How do we come back from this point in time and the logical trajectory we face?
originally posted by: Boomer1947
originally posted by: JinMI
a reply to: whyamIhere
Sell it to me.
How do we come back from this point in time and the logical trajectory we face?
My suggestion would be for the Republican Party to nominate someone for President whose business empire wasn’t found by a jury to be a criminal enterprise, wasn’t found by a jury to be a sexual predator, and wasn’t found by a jury to be a felon—all within the last few years.
Is that too much to ask for?
It may well be a question whether these are not upon the whole, of equal importance with any which are to be found in the constitution of this state.
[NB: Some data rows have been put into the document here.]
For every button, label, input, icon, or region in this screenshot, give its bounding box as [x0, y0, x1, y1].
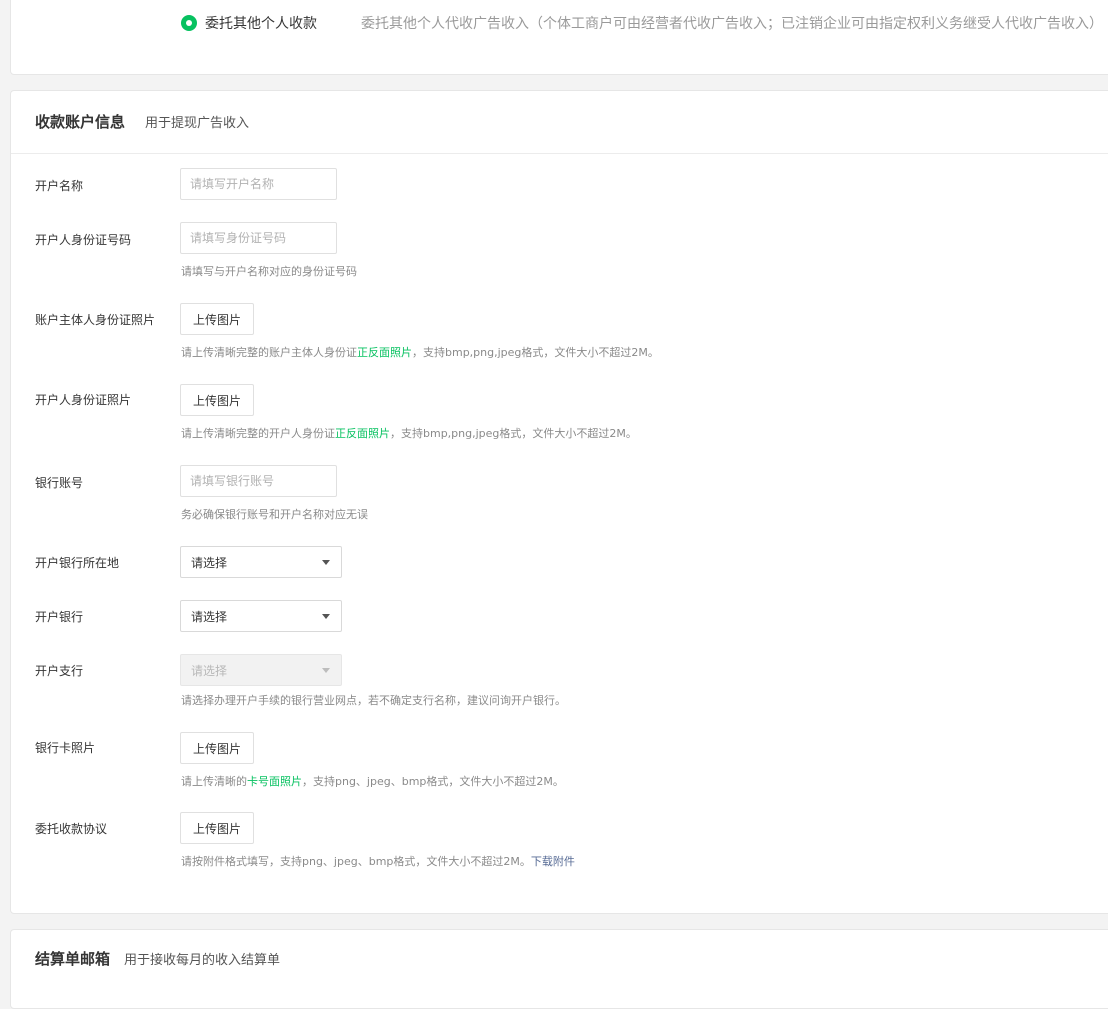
- chevron-down-icon: [322, 560, 330, 565]
- account-name-label: 开户名称: [35, 179, 84, 193]
- hint-text: ，支持bmp,png,jpeg格式，文件大小不超过2M。: [412, 346, 659, 359]
- bank-location-select[interactable]: 请选择: [180, 546, 342, 578]
- subject-id-photo-upload-button[interactable]: 上传图片: [180, 303, 254, 335]
- bank-account-hint: 务必确保银行账号和开户名称对应无误: [181, 508, 368, 521]
- bank-card-photo-hint: 请上传清晰的卡号面照片，支持png、jpeg、bmp格式，文件大小不超过2M。: [181, 773, 564, 789]
- hint-text: ，支持bmp,png,jpeg格式，文件大小不超过2M。: [390, 427, 637, 440]
- bank-label: 开户银行: [35, 610, 84, 624]
- branch-label: 开户支行: [35, 664, 84, 678]
- subject-id-photo-label: 账户主体人身份证照片: [35, 313, 156, 327]
- bank-account-label: 银行账号: [35, 476, 84, 490]
- holder-id-photo-label: 开户人身份证照片: [35, 393, 132, 407]
- bank-account-input[interactable]: [180, 465, 337, 497]
- hint-text: 请上传清晰的: [181, 775, 247, 788]
- subject-id-photo-hint: 请上传清晰完整的账户主体人身份证正反面照片，支持bmp,png,jpeg格式，文…: [181, 344, 659, 360]
- hint-highlight: 正反面照片: [357, 346, 412, 359]
- hint-highlight: 正反面照片: [335, 427, 390, 440]
- hint-text: 请上传清晰完整的账户主体人身份证: [181, 346, 357, 359]
- id-number-hint: 请填写与开户名称对应的身份证号码: [181, 265, 357, 278]
- bank-card-photo-upload-button[interactable]: 上传图片: [180, 732, 254, 764]
- radio-label: 委托其他个人收款: [205, 16, 317, 32]
- bank-value: 请选择: [191, 609, 228, 624]
- section-header: 收款账户信息 用于提现广告收入: [35, 111, 249, 132]
- agreement-upload-button[interactable]: 上传图片: [180, 812, 254, 844]
- branch-value: 请选择: [191, 663, 228, 678]
- hint-text: ，支持png、jpeg、bmp格式，文件大小不超过2M。: [302, 775, 564, 788]
- id-number-input[interactable]: [180, 222, 337, 254]
- account-info-card: 收款账户信息 用于提现广告收入 开户名称 开户人身份证号码 请填写与开户名称对应…: [10, 90, 1108, 914]
- section-subtitle: 用于提现广告收入: [145, 116, 250, 131]
- agreement-hint: 请按附件格式填写，支持png、jpeg、bmp格式，文件大小不超过2M。下载附件: [181, 853, 575, 869]
- bank-location-value: 请选择: [191, 555, 228, 570]
- section-subtitle: 用于接收每月的收入结算单: [124, 953, 281, 968]
- radio-option-delegate[interactable]: 委托其他个人收款 委托其他个人代收广告收入（个体工商户可由经营者代收广告收入；已…: [181, 13, 1103, 33]
- account-name-input[interactable]: [180, 168, 337, 200]
- download-attachment-link[interactable]: 下载附件: [531, 855, 575, 868]
- chevron-down-icon: [322, 668, 330, 673]
- id-number-label: 开户人身份证号码: [35, 233, 132, 247]
- divider: [11, 153, 1108, 154]
- branch-hint: 请选择办理开户手续的银行营业网点，若不确定支行名称，建议问询开户银行。: [181, 694, 566, 707]
- section-title: 结算单邮箱: [35, 950, 111, 968]
- statement-email-card: 结算单邮箱 用于接收每月的收入结算单: [10, 929, 1108, 1009]
- chevron-down-icon: [322, 614, 330, 619]
- section-header: 结算单邮箱 用于接收每月的收入结算单: [35, 948, 280, 969]
- radio-selected-icon[interactable]: [181, 15, 197, 31]
- branch-select: 请选择: [180, 654, 342, 686]
- holder-id-photo-upload-button[interactable]: 上传图片: [180, 384, 254, 416]
- holder-id-photo-hint: 请上传清晰完整的开户人身份证正反面照片，支持bmp,png,jpeg格式，文件大…: [181, 425, 637, 441]
- payee-type-card: 委托其他个人收款 委托其他个人代收广告收入（个体工商户可由经营者代收广告收入；已…: [10, 0, 1108, 75]
- section-title: 收款账户信息: [35, 113, 126, 131]
- hint-text: 请按附件格式填写，支持png、jpeg、bmp格式，文件大小不超过2M。: [181, 855, 531, 868]
- radio-description: 委托其他个人代收广告收入（个体工商户可由经营者代收广告收入；已注销企业可由指定权…: [361, 16, 1103, 32]
- hint-highlight: 卡号面照片: [247, 775, 302, 788]
- hint-text: 请上传清晰完整的开户人身份证: [181, 427, 335, 440]
- agreement-label: 委托收款协议: [35, 822, 108, 836]
- bank-select[interactable]: 请选择: [180, 600, 342, 632]
- bank-location-label: 开户银行所在地: [35, 556, 120, 570]
- bank-card-photo-label: 银行卡照片: [35, 741, 96, 755]
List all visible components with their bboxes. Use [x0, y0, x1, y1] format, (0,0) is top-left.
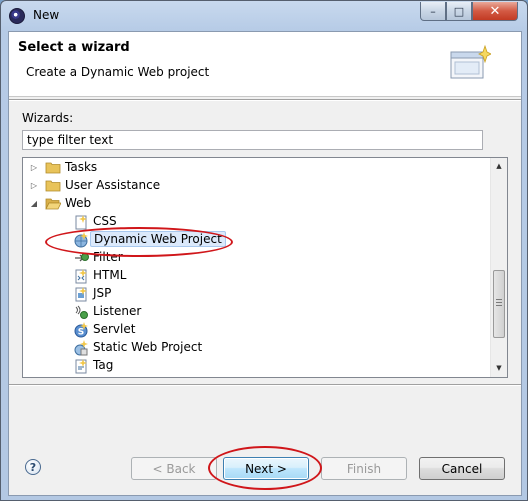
expand-arrow-icon[interactable]: ▷ [29, 163, 39, 173]
tree-item-css[interactable]: CSS [23, 213, 491, 231]
new-wizard-window: New – □ ✕ Select a wizard Create a Dynam… [0, 0, 528, 501]
tree-item-label: Tag [93, 358, 114, 372]
filter-input[interactable] [22, 130, 483, 150]
tree-item-label: Servlet [93, 322, 136, 336]
scroll-up-arrow-icon[interactable]: ▲ [491, 158, 507, 175]
html-file-icon [75, 269, 87, 284]
tree-item-listener[interactable]: Listener [23, 303, 491, 321]
wizard-banner: Select a wizard Create a Dynamic Web pro… [9, 32, 521, 97]
folder-icon [45, 162, 61, 174]
tree-item-label: Filter [93, 250, 123, 264]
tree-folder-label: Tasks [65, 160, 98, 174]
css-file-icon [75, 215, 87, 230]
tree-item-html[interactable]: HTML [23, 267, 491, 285]
tree-folder-label: Web [65, 196, 92, 210]
tree-item-label: JSP [93, 286, 112, 300]
title-bar[interactable]: New – □ ✕ [1, 1, 527, 31]
eclipse-app-icon [9, 8, 25, 24]
minimize-icon: – [430, 4, 436, 18]
next-button[interactable]: Next > [223, 457, 309, 480]
folder-icon [45, 180, 61, 192]
svg-text:S: S [78, 328, 84, 338]
scroll-down-arrow-icon[interactable]: ▼ [491, 360, 507, 377]
servlet-icon: S [74, 322, 88, 338]
listener-icon [75, 305, 88, 319]
grip-icon [496, 299, 502, 308]
banner-title: Select a wizard [18, 40, 130, 55]
finish-button[interactable]: Finish [321, 457, 407, 480]
tree-vertical-scrollbar[interactable]: ▲ ▼ [490, 158, 507, 377]
tag-file-icon [75, 359, 87, 374]
scrollbar-thumb[interactable] [493, 270, 505, 338]
minimize-button[interactable]: – [420, 2, 446, 21]
jsp-file-icon [75, 287, 87, 302]
open-folder-icon [45, 198, 61, 210]
back-button[interactable]: < Back [131, 457, 217, 480]
tree-item-label: Dynamic Web Project [90, 231, 226, 247]
tree-item-tag[interactable]: Tag [23, 357, 491, 375]
filter-icon [75, 253, 89, 262]
close-icon: ✕ [489, 3, 501, 19]
cancel-button[interactable]: Cancel [419, 457, 505, 480]
tree-item-servlet[interactable]: S Servlet [23, 321, 491, 339]
tree-folder-tasks[interactable]: ▷ Tasks [23, 159, 491, 177]
wizard-banner-icon [450, 44, 491, 79]
tree-item-jsp[interactable]: JSP [23, 285, 491, 303]
maximize-icon: □ [453, 4, 465, 18]
tree-item-dynamic-web-project[interactable]: Dynamic Web Project [23, 231, 491, 249]
tree-item-label: CSS [93, 214, 117, 228]
wizard-tree[interactable]: ▷ Tasks ▷ User Assistance ◢ Web CSS Dyna… [22, 157, 508, 378]
tree-folder-web[interactable]: ◢ Web [23, 195, 491, 213]
maximize-button[interactable]: □ [446, 2, 472, 21]
tree-item-label: Static Web Project [93, 340, 203, 354]
window-title: New [33, 8, 60, 22]
tree-item-filter[interactable]: Filter [23, 249, 491, 267]
wizards-label: Wizards: [22, 111, 74, 125]
static-web-project-icon [74, 340, 88, 356]
tree-folder-user-assistance[interactable]: ▷ User Assistance [23, 177, 491, 195]
dialog-client-area: Select a wizard Create a Dynamic Web pro… [8, 31, 522, 496]
help-button[interactable]: ? [25, 459, 41, 475]
tree-folder-label: User Assistance [65, 178, 161, 192]
tree-item-label: Listener [93, 304, 142, 318]
collapse-arrow-icon[interactable]: ◢ [29, 199, 39, 209]
banner-separator [9, 99, 521, 101]
expand-arrow-icon[interactable]: ▷ [29, 181, 39, 191]
button-bar-separator [9, 384, 521, 386]
tree-item-static-web-project[interactable]: Static Web Project [23, 339, 491, 357]
help-icon: ? [29, 460, 37, 474]
tree-item-label: HTML [93, 268, 127, 282]
banner-description: Create a Dynamic Web project [26, 65, 210, 79]
close-button[interactable]: ✕ [472, 2, 518, 21]
web-project-icon [74, 232, 88, 248]
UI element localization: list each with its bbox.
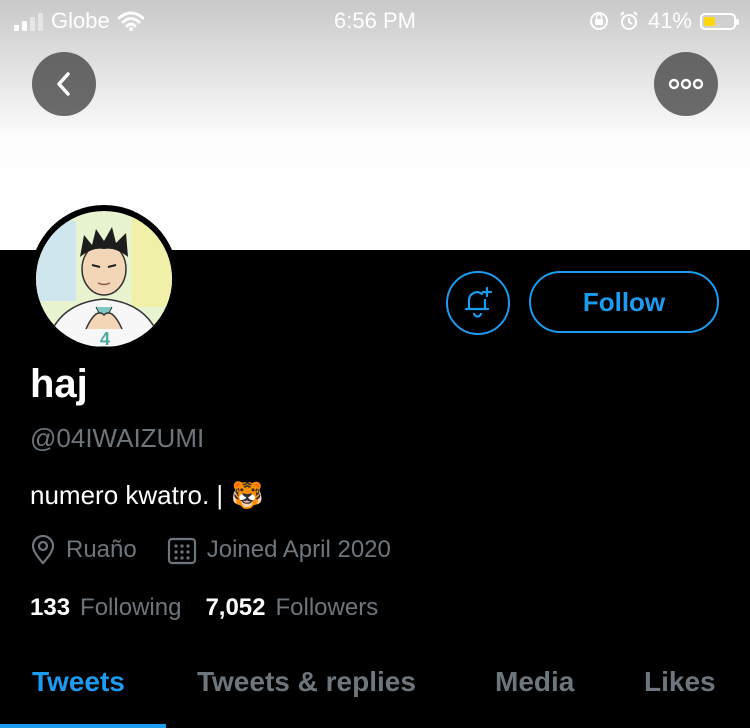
- back-button[interactable]: [32, 52, 96, 116]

The establishment of the writ of habeas corpus, the prohibition of ex post facto laws, and of TITLES OF NOBILITY, to which we have no corresponding provisions in our constitution, are perhaps greater securities to liberty and republicanism than any it contains.The creation of crimes after the commission of the fact, or in other words, the subjecting of men to punishment for things which, when they were done, were breaches of no law, and the practice of arbitrary imprisonments have been in all ages the favourite and most formidable instruments of tyranny.